Green Pioneer Personal Technology
The purpose of Green Pioneer on this website is to share some things about personal technology, so as to remove some doubts for everyone.
Technology sharing
Python is a popular language now. It has great advantages in data processing. If you learn this language, it can help you a lot in your work. Share how to write a crawler
Basic process of crawler
How to obtain network data:
Method 1: The browser submits the request --->downloads the web page code --->parses it into a page
Mode 2: Simulate the browser to send a request (get web page code) ->extract useful data ->store it in a database or file;
1. Initiate request
Send a request to the target site using the http library, that is, send a request
Request includes: request header, request body, etc
Request module defect: unable to execute JS and CSS code
2. Get response content
If the server can respond normally, it will get a response
Response includes: html, json, pictures, videos, etc
3. Parse content
Parsing html data: regular expressions (RE module), third-party parsing libraries such as Beautiful Soup, pyquery, etc
Parsing json data: json module
Parsing binary data: write files in wb mode
4. Save Data
Database (MySQL, Mongdb, Redis)
file
3、 Http protocol request and response
Request: users send their information to the server through the browser (socket client)
Response: The server receives the request, analyzes the request information sent by the user, and then returns the data (the returned data may include other links, such as pictures, js, css, etc.)
Ps: After receiving the response, the browser will parse its content to display it to the user, while the crawler program will extract useful data after simulating the browser to send a request and then receive the response.
4、 Request
1. Request method:
Common request mode: GET/POST
2. Requested URL
The URL global unified resource locator is used to define a unique resource on the Internet. For example, a picture, a file, and a video can be uniquely determined by the URL
Url encoding
https://www.baidu.com/s?wd= picture
The picture will be encoded (see the example code)

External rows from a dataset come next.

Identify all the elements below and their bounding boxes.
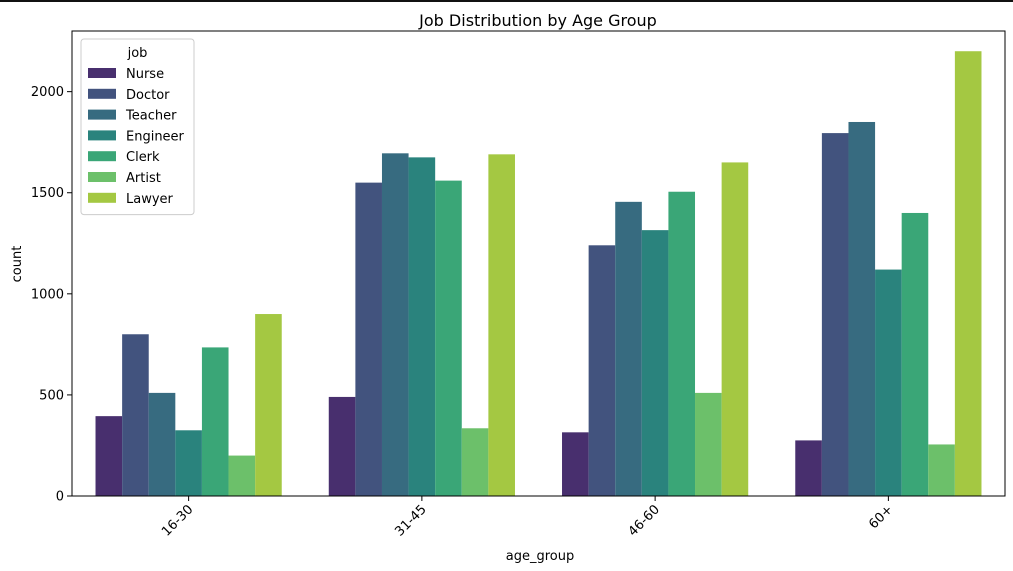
legend-label-engineer: Engineer [126, 129, 185, 144]
x-axis-title: age_group [506, 549, 574, 564]
legend-label-teacher: Teacher [125, 109, 177, 124]
bar-clerk-31-45 [435, 180, 462, 497]
legend-swatch-clerk [88, 151, 116, 162]
plot-frame [71, 30, 1006, 497]
bar-teacher-16-30 [148, 392, 176, 496]
y-axis: 0 500 1000 1500 2000 [31, 85, 72, 505]
x-tick-label: 16-30 [159, 502, 196, 539]
bar-teacher-60+ [848, 121, 876, 496]
bar-nurse-16-30 [95, 416, 123, 496]
bar-lawyer-60+ [954, 51, 982, 496]
legend-swatch-lawyer [88, 192, 116, 203]
bar-artist-31-45 [461, 428, 489, 496]
y-tick-label: 500 [39, 388, 64, 403]
bar-engineer-46-60 [641, 230, 669, 496]
bar-clerk-46-60 [668, 191, 696, 497]
chart-title: Job Distribution by Age Group [418, 11, 657, 30]
legend-label-artist: Artist [126, 171, 161, 186]
bar-teacher-46-60 [615, 201, 642, 496]
legend-swatch-artist [88, 172, 116, 182]
top-border [0, 0, 1013, 2]
bar-lawyer-16-30 [255, 314, 282, 496]
bar-clerk-60+ [901, 212, 929, 496]
y-tick-label: 0 [56, 490, 64, 505]
bar-nurse-46-60 [562, 432, 589, 496]
bar-engineer-16-30 [175, 430, 202, 496]
bar-artist-16-30 [228, 455, 256, 496]
bar-engineer-31-45 [408, 157, 436, 497]
legend-swatch-engineer [88, 130, 116, 141]
y-axis-title: count [10, 246, 25, 283]
legend-label-nurse: Nurse [126, 67, 164, 82]
bar-artist-60+ [928, 444, 955, 496]
y-tick-label: 1500 [31, 186, 64, 201]
bar-nurse-31-45 [328, 396, 356, 496]
bars-layer [95, 51, 982, 497]
y-tick-label: 2000 [31, 85, 64, 100]
bar-lawyer-46-60 [721, 162, 749, 496]
x-tick-label: 60+ [866, 502, 896, 532]
bar-nurse-60+ [795, 440, 822, 496]
x-axis: 16-30 31-45 46-60 60+ [159, 496, 896, 540]
legend-box [80, 38, 195, 216]
bar-engineer-60+ [875, 269, 902, 496]
bar-teacher-31-45 [381, 153, 409, 496]
x-tick-label: 46-60 [626, 502, 663, 539]
bar-clerk-16-30 [201, 347, 229, 496]
bar-artist-46-60 [695, 392, 722, 496]
legend-title: job [127, 46, 148, 61]
x-tick-label: 31-45 [392, 502, 429, 539]
bar-lawyer-31-45 [488, 154, 515, 496]
legend-swatch-doctor [88, 88, 116, 99]
y-tick-label: 1000 [31, 287, 64, 302]
bar-doctor-46-60 [588, 245, 616, 496]
legend-label-lawyer: Lawyer [126, 192, 174, 207]
legend-label-clerk: Clerk [126, 150, 160, 165]
bar-doctor-16-30 [122, 334, 149, 496]
bar-doctor-31-45 [355, 182, 382, 496]
bar-doctor-60+ [821, 133, 849, 496]
legend-swatch-nurse [88, 68, 116, 78]
legend-swatch-teacher [88, 109, 116, 120]
legend: job Nurse Doctor Teacher Engineer Clerk Artist… [80, 38, 195, 216]
legend-label-doctor: Doctor [126, 88, 170, 103]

The web page loading process is:
To load a web page, you usually load the document document first,
When parsing the document document, if a link is encountered, a request to download the image will be made for the hyperlink
3. Request Header
User agent: If there is no user agent client configuration in the request header, the server may treat you as an illegal user host;
Cookies: Cookies are used to save login information
Note: Generally, crawlers add request headers
Parameters to be noted by the request header:
(1) Referrer
(2) User Agent: the browser visited (otherwise it will be regarded as a crawler)

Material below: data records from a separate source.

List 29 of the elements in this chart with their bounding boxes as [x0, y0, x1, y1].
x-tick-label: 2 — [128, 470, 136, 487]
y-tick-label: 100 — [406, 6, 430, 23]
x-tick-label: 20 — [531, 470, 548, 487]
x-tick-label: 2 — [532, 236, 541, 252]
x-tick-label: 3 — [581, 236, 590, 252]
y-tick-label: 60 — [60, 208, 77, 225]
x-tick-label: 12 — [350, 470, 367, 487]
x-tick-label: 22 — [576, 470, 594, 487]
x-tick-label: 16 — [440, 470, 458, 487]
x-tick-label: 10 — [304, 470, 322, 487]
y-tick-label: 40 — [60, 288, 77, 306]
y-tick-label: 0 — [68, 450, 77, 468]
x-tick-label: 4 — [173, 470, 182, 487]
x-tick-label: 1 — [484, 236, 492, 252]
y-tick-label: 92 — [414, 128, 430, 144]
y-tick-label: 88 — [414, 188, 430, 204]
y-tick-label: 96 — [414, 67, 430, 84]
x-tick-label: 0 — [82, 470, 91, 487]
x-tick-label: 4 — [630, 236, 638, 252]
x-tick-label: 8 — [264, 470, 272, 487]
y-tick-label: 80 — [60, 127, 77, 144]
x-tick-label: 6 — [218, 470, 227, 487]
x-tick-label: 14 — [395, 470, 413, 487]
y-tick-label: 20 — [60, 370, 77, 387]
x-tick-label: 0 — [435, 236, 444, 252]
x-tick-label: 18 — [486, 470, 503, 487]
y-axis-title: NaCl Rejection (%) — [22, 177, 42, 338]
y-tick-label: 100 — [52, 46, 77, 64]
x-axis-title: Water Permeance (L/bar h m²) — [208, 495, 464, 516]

(3) Cookie: the request header should pay attention to carrying
4. Requestor
Requestor
If it is the get mode, the request body has no content (the request body of the get request is placed in the parameter after the url, and can be seen directly)
If it is post mode, the request body is format data
ps:
1. Login window, file upload and other information will be attached to the request body
2. Log in, enter the wrong user name and password, and then submit, you can see the post. After correct login, the page will usually jump, and the post cannot be captured
5、 Response
1. Response status code
200: Success
301: delegate jump
404: File does not exist
403: No access
502: Server error
2、respone header
Parameters to be noted in the response header:
(1)Set-Cookie:BDSVRTM=0; Path=/: There may be multiple cookies to tell the browser to save them
(2) Content Location: After the server response header contains Location and returns to the browser, the browser will revisit another page
3. Preview is the web page source code
JSO data
Such as webpage html and pictures
Binary data, etc
This is the working mode of the whole crawler. On the premise of understanding this mode, you can write a set of your own crawlers in python without too much discomfort, as long as you follow this set of logic.